Private natural heritage reserve in Brazil

The Sebuí Private Natural Heritage Reserve (Reserva Particular do Patrimônio Natural (RPPN) Reserva Ecológica Sebuí) is a private natural heritage reserve in the state of Paraná, Brazil.

==Location==

The Sebuí Private Natural Heritage Reserve is in the municipality of Guaraqueçaba, Paraná.
It has an area of 400.78 ha out of a total property area of 500 ha.
The reserve is on the coast of Paraná, accessible only by boat.
The journey takes 50 minutes from the town of Guaraqueçaba, and the reserve may also be reached from Paranaguá.
The reserve is in one of the largest estuaries of the South Atlantic, containing about 60 islands.
It houses traditional communities with a rich culture.

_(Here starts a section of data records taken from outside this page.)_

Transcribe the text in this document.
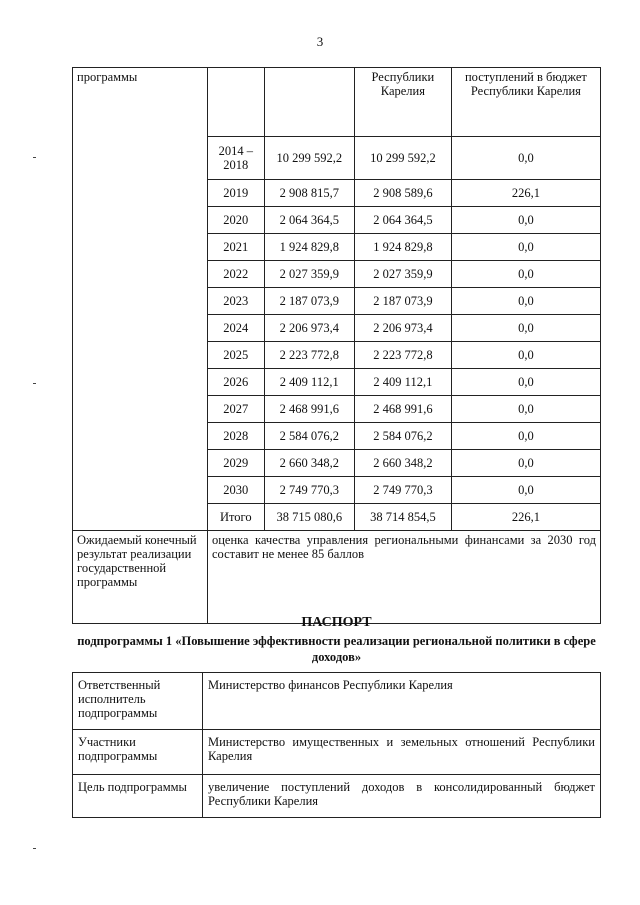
3
программы			Республики Карелия	поступлений в бюджет Республики Карелия
	2014 – 2018	10 299 592,2	10 299 592,2	0,0
	2019	2 908 815,7	2 908 589,6	226,1
	2020	2 064 364,5	2 064 364,5	0,0
	2021	1 924 829,8	1 924 829,8	0,0
	2022	2 027 359,9	2 027 359,9	0,0
	2023	2 187 073,9	2 187 073,9	0,0
	2024	2 206 973,4	2 206 973,4	0,0
	2025	2 223 772,8	2 223 772,8	0,0
	2026	2 409 112,1	2 409 112,1	0,0
	2027	2 468 991,6	2 468 991,6	0,0
	2028	2 584 076,2	2 584 076,2	0,0
	2029	2 660 348,2	2 660 348,2	0,0
	2030	2 749 770,3	2 749 770,3	0,0
	Итого	38 715 080,6	38 714 854,5	226,1
Ожидаемый конечный результат реализации государственной программы	оценка качества управления региональными финансами за 2030 год составит не менее 85 баллов			
ПАСПОРТ
подпрограммы 1 «Повышение эффективности реализации региональной политики в сфере доходов»
Ответственный исполнитель подпрограммы	Министерство финансов Республики Карелия
Участники подпрограммы	Министерство имущественных и земельных отношений Республики Карелия
Цель подпрограммы	увеличение поступлений доходов в консолидированный бюджет Республики Карелия
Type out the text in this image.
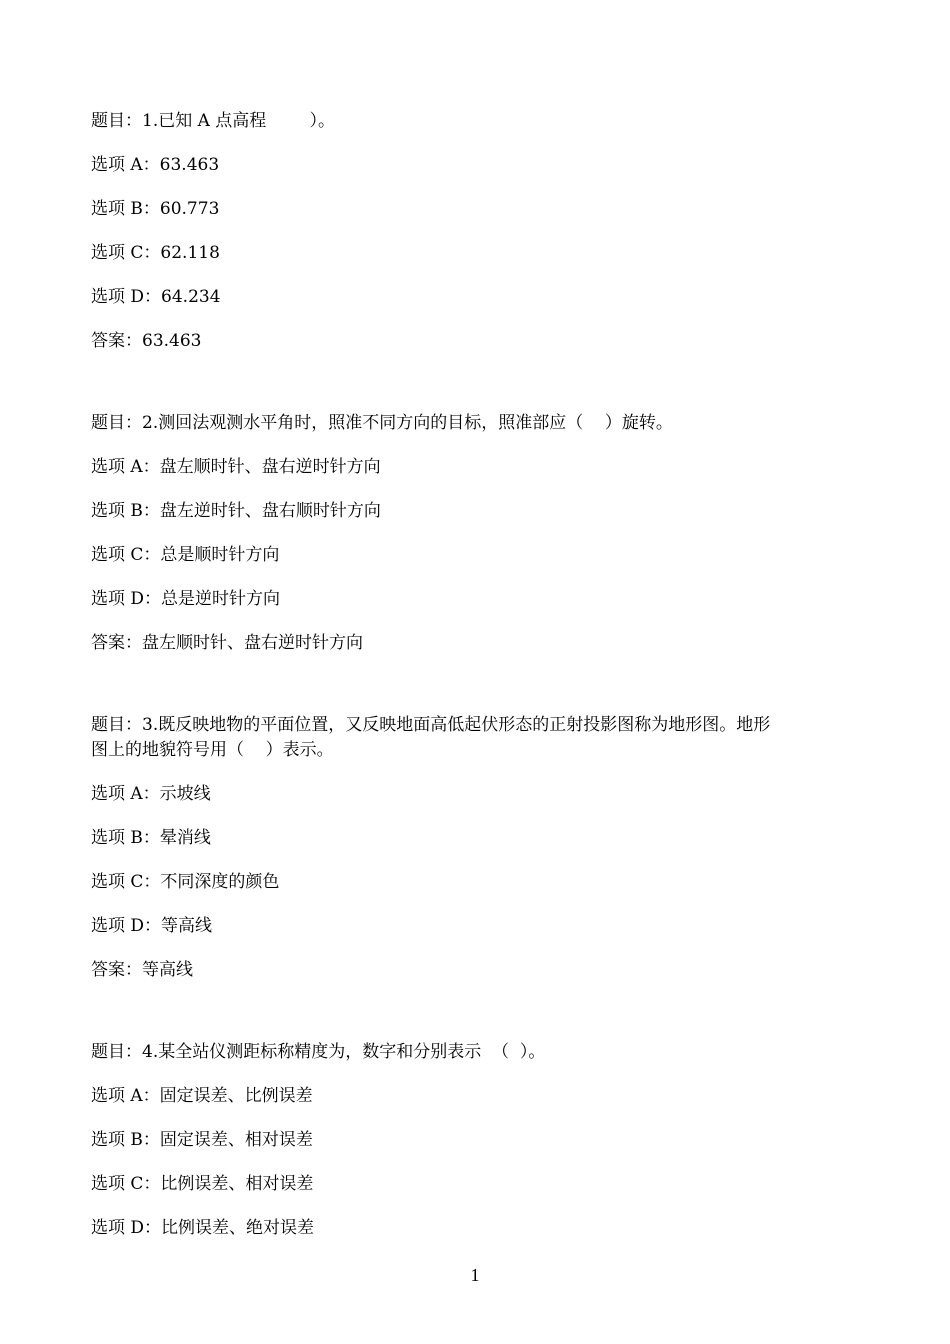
题目：1.已知 A 点高程        ）。
选项 A：63.463
选项 B：60.773
选项 C：62.118
选项 D：64.234
答案：63.463
题目：2.测回法观测水平角时，照准不同方向的目标，照准部应（    ）旋转。
选项 A：盘左顺时针、盘右逆时针方向
选项 B：盘左逆时针、盘右顺时针方向
选项 C：总是顺时针方向
选项 D：总是逆时针方向
答案：盘左顺时针、盘右逆时针方向
题目：3.既反映地物的平面位置，又反映地面高低起伏形态的正射投影图称为地形图。地形
图上的地貌符号用（    ）表示。
选项 A：示坡线
选项 B：晕消线
选项 C：不同深度的颜色
选项 D：等高线
答案：等高线
题目：4.某全站仪测距标称精度为，数字和分别表示  （  ）。
选项 A：固定误差、比例误差
选项 B：固定误差、相对误差
选项 C：比例误差、相对误差
选项 D：比例误差、绝对误差
1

The Sebuí Private Natural Heritage Reserve was created by ordnance on 25 November 1999, modified on 3 February 2000.
The name "Sebuí" comes from the Guarani language word for "earthworm", referring to the creatures that live there and to the sinuosity of one of the rivers.
The reserve is part of the Lagamar Mosaic:

==Environment==

The reserve protects an area of Atlantic Forest.
More than 70% of the forest is in its primary state, and has never been affected by human activity.
91 species of birds have been seen, about 20 of amphibians, 15 of fish, 10 of reptiles and several of mammals.
The reserve is home to vulnerable red-tailed amazon (Amazona brasiliensis).

==Activities==

The Sebuí Private Natural Heritage Reserve is run commercially, providing tourist packages that include an interpretative forest trail, waterfall and kayaks.
Visitors may bathe in the rivers or falls.
Walks lead along the mangroves and the banks of the Velho, Sebuí and Quatro Quedas rivers.
The night trail is over 4 km long and takes about two hours to cover.
Trips may be arranged from the reserve to the Superagüi National Park, to see the parrots on the Ilha dos Pinheiros, and to Maruja Beach in the state of São Paulo.